In cases where any of the parties were out of the jurisdiction of the court the Court of Appeal could either direct the cause to be transferred to the High Court or service to be effected out of the jurisdiction. Where a decree or order of the court could not be enforced because the party to be bound thereby was out of the jurisdiction, it could be enforced by making it an order of the High Court.

The Vice-Chancellor had power to hear interlocutory matters out of the jurisdiction, but he could only hear causes out of the jurisdiction by consent.

== Officers ==
There was an Attorney-General of the County Palatine and Duchy of Lancaster. There were three district registrars of the Liverpool, Manchester and Preston districts respectively, with one assistant registrar at Liverpool and two at Manchester. The registrars were appointed by the Chancellor of the Duchy and County Palatine, and held office during his pleasure. The registrars in the Palatine Court performed the duties which the Masters of the Supreme Court (Chancery Division and Taxing Office), the Chancery Registrars, and the Clerks in the Central Office performed in the High Court.

There was also a comptroller, who was appointed by the Chancellor. His duties were to check receipts and payments of suitors' moneys.

The other officers were a seal-keeper and a cursitor.

==Other relevant legislation==
The court was regulated by the following acts in particular:

- The Court of Chancery of Lancaster Act 1850 (13 & 14 Vict. c. 43)
- The Court of Chancery of Lancaster Act 1854 (17 & 18 Vict. c. 82)
- The Chancery of Lancaster Act 1890 (53 & 54 Vict. c. 23)
- The Court of Chancery of Lancaster Act 1952 (15 & 16 Geo. 6 & 1 Eliz. 2. c. 49)
- The Court of Chancery of Lancaster (Amendment) Act 1961 (9 & 10 Eliz. 2. c. 38)

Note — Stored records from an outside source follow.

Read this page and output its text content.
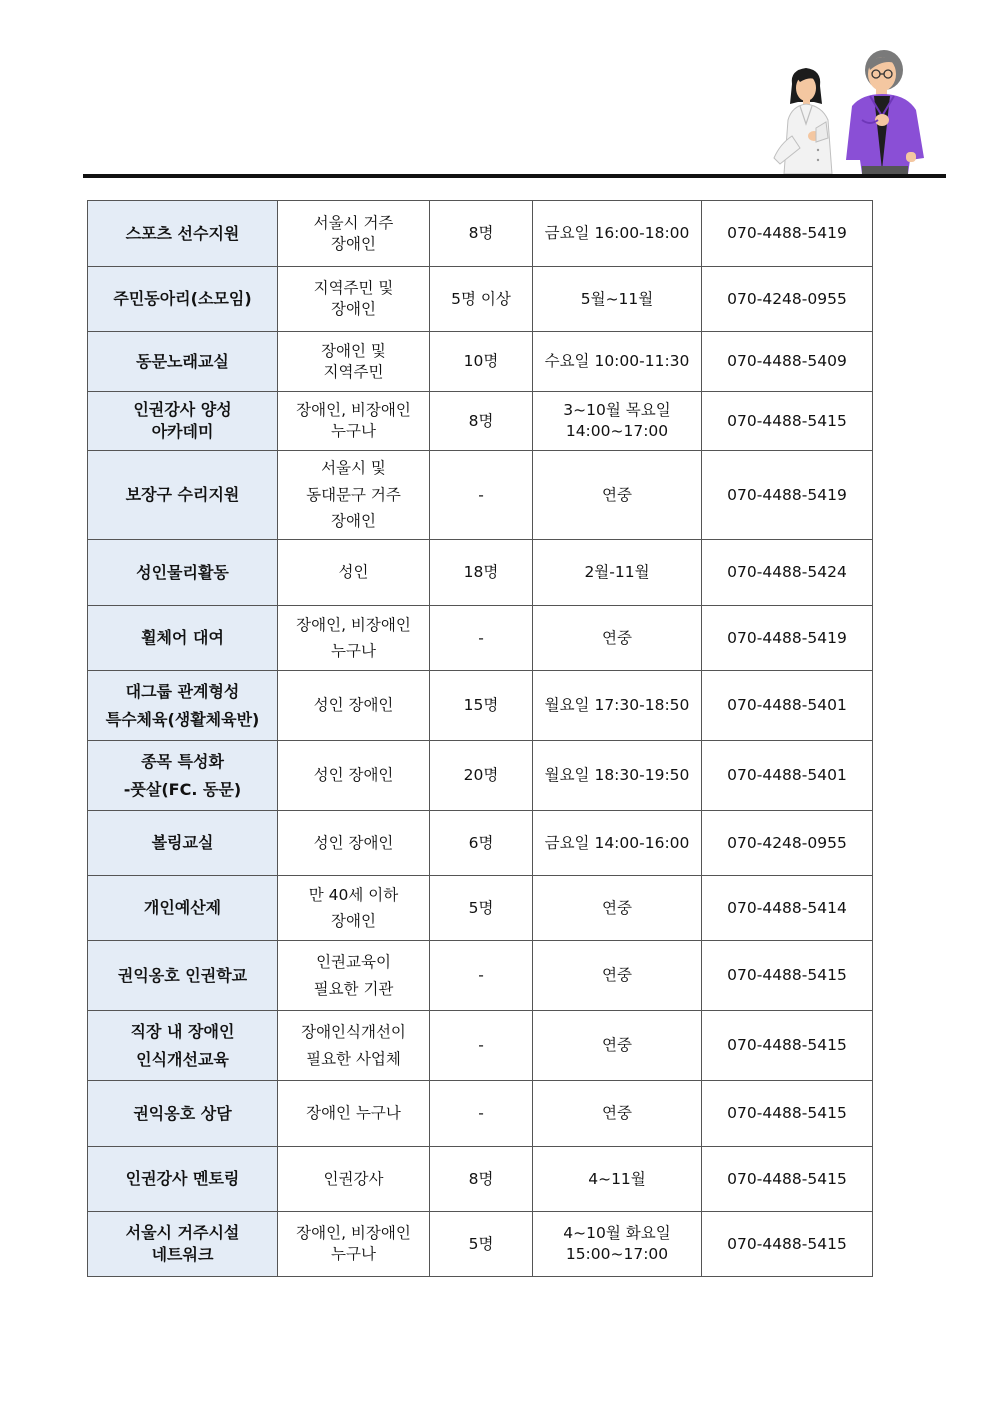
스포츠 선수지원	서울시 거주
장애인	8명	금요일 16:00-18:00	070-4488-5419

주민동아리(소모임)	지역주민 및
장애인	5명 이상	5월~11월	070-4248-0955

동문노래교실	장애인 및
지역주민	10명	수요일 10:00-11:30	070-4488-5409

인권강사 양성
아카데미	장애인, 비장애인
누구나	8명	3~10월 목요일
14:00~17:00	070-4488-5415

보장구 수리지원	서울시 및
동대문구 거주
장애인	-	연중	070-4488-5419

성인물리활동	성인	18명	2월-11월	070-4488-5424

휠체어 대여	장애인, 비장애인
누구나	-	연중	070-4488-5419

대그룹 관계형성
특수체육(생활체육반)	성인 장애인	15명	월요일 17:30-18:50	070-4488-5401

종목 특성화
-풋살(FC. 동문)	성인 장애인	20명	월요일 18:30-19:50	070-4488-5401

볼링교실	성인 장애인	6명	금요일 14:00-16:00	070-4248-0955

개인예산제	만 40세 이하
장애인	5명	연중	070-4488-5414

권익옹호 인권학교	인권교육이
필요한 기관	-	연중	070-4488-5415

직장 내 장애인
인식개선교육	장애인식개선이
필요한 사업체	-	연중	070-4488-5415

권익옹호 상담	장애인 누구나	-	연중	070-4488-5415

인권강사 멘토링	인권강사	8명	4~11월	070-4488-5415

서울시 거주시설
네트워크	장애인, 비장애인
누구나	5명	4~10월 화요일
15:00~17:00	070-4488-5415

All of these acts were repealed by section 56 of, and schedule 11 to, the Courts Act 1971.

===Funds in court===

Section 52 of the Administration of Justice Act 1956 provided:

===Evidence of foreign law===

See sections 4(2) and 4(4)(a) and (b) of the Civil Evidence Act 1972.

===Reciprocal enforcement of foreign judgments===

See:
- article 2(1)(a) of the convention set out in the Schedule to the Reciprocal Enforcement of Foreign Judgments (Israel) Order 1971 (SI 1971/1039).
- article 2(1)(a) of the convention set out in the Schedule to the Reciprocal Enforcement of Foreign Judgments (the Netherlands) Order 1969 (SI 1969/1063)
- article 2(1)(a) of the convention set out in the Schedule to the Reciprocal Enforcement of Foreign Judgments (Norway) Order 1962 (SI 1962/636)

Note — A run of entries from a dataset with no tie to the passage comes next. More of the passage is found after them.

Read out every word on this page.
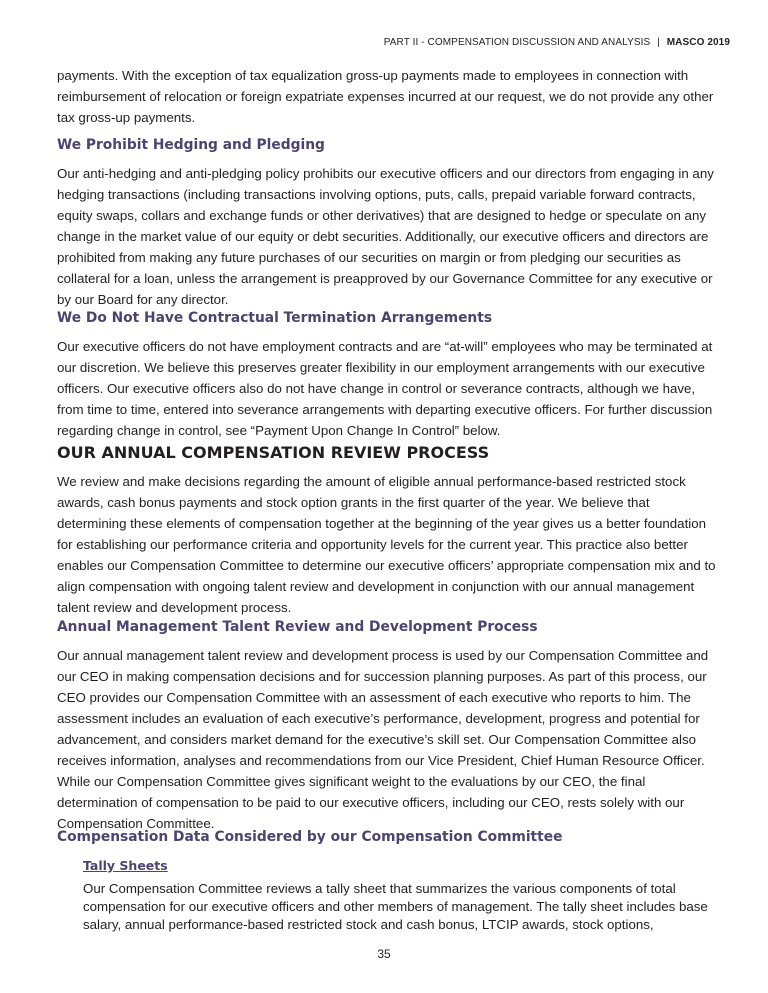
PART II - COMPENSATION DISCUSSION AND ANALYSIS | MASCO 2019

payments. With the exception of tax equalization gross-up payments made to employees in connection with reimbursement of relocation or foreign expatriate expenses incurred at our request, we do not provide any other tax gross-up payments.

We Prohibit Hedging and Pledging

Our anti-hedging and anti-pledging policy prohibits our executive officers and our directors from engaging in any hedging transactions (including transactions involving options, puts, calls, prepaid variable forward contracts, equity swaps, collars and exchange funds or other derivatives) that are designed to hedge or speculate on any change in the market value of our equity or debt securities. Additionally, our executive officers and directors are prohibited from making any future purchases of our securities on margin or from pledging our securities as collateral for a loan, unless the arrangement is preapproved by our Governance Committee for any executive or by our Board for any director.

We Do Not Have Contractual Termination Arrangements

Our executive officers do not have employment contracts and are “at-will” employees who may be terminated at our discretion. We believe this preserves greater flexibility in our employment arrangements with our executive officers. Our executive officers also do not have change in control or severance contracts, although we have, from time to time, entered into severance arrangements with departing executive officers. For further discussion regarding change in control, see “Payment Upon Change In Control” below.

OUR ANNUAL COMPENSATION REVIEW PROCESS

We review and make decisions regarding the amount of eligible annual performance-based restricted stock awards, cash bonus payments and stock option grants in the first quarter of the year. We believe that determining these elements of compensation together at the beginning of the year gives us a better foundation for establishing our performance criteria and opportunity levels for the current year. This practice also better enables our Compensation Committee to determine our executive officers’ appropriate compensation mix and to align compensation with ongoing talent review and development in conjunction with our annual management talent review and development process.

Annual Management Talent Review and Development Process

Our annual management talent review and development process is used by our Compensation Committee and our CEO in making compensation decisions and for succession planning purposes. As part of this process, our CEO provides our Compensation Committee with an assessment of each executive who reports to him. The assessment includes an evaluation of each executive’s performance, development, progress and potential for advancement, and considers market demand for the executive’s skill set. Our Compensation Committee also receives information, analyses and recommendations from our Vice President, Chief Human Resource Officer. While our Compensation Committee gives significant weight to the evaluations by our CEO, the final determination of compensation to be paid to our executive officers, including our CEO, rests solely with our Compensation Committee.

Compensation Data Considered by our Compensation Committee
Tally Sheets

Our Compensation Committee reviews a tally sheet that summarizes the various components of total compensation for our executive officers and other members of management. The tally sheet includes base salary, annual performance-based restricted stock and cash bonus, LTCIP awards, stock options,

35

===Power to authorise superior landlord to enter and execute works===

See section 30(3) of the Housing, Town Planning, &c. Act 1919.

===Power of court to authorise examination of works on unfit premises or for improvement===

See section 164(3) of the Housing Act 1957.

===Land Charges Act 1925===

See section 20(2) of the Land Charges Act 1925.

==Merger with the High Court==
On the appointed day the Court of Chancery of the County Palatine of Lancaster was merged with the High Court. Accordingly, on and after that day no jurisdiction, whether conferred by statute or otherwise, could be exercised, or can now be exercised, by the Court of Chancery of the County Palatine of Lancaster as such. The Court of Chancery of the County Palatine of Lancaster was abolished on merger with the High Court.

===Transitional provisions===
Transitional provisions were contained in Part I of Schedule 5 to the Courts Act 1971.

===Offices===
Any judicial or other office in the Court of Chancery of the County Palatine of Lancaster, other than the office of Vice-Chancellor of the County Palatine of Lancaster, was abolished by section 44(1)(b) of the Courts Act 1971.

Section 44(2) conferred a power to make regulations to provide for the compensation of persons who suffered loss of employment or loss or diminution of emoluments attributable to the effect of section 44(1)(b) or to the merger of the Court of Chancery of the County Palatine of Lancaster.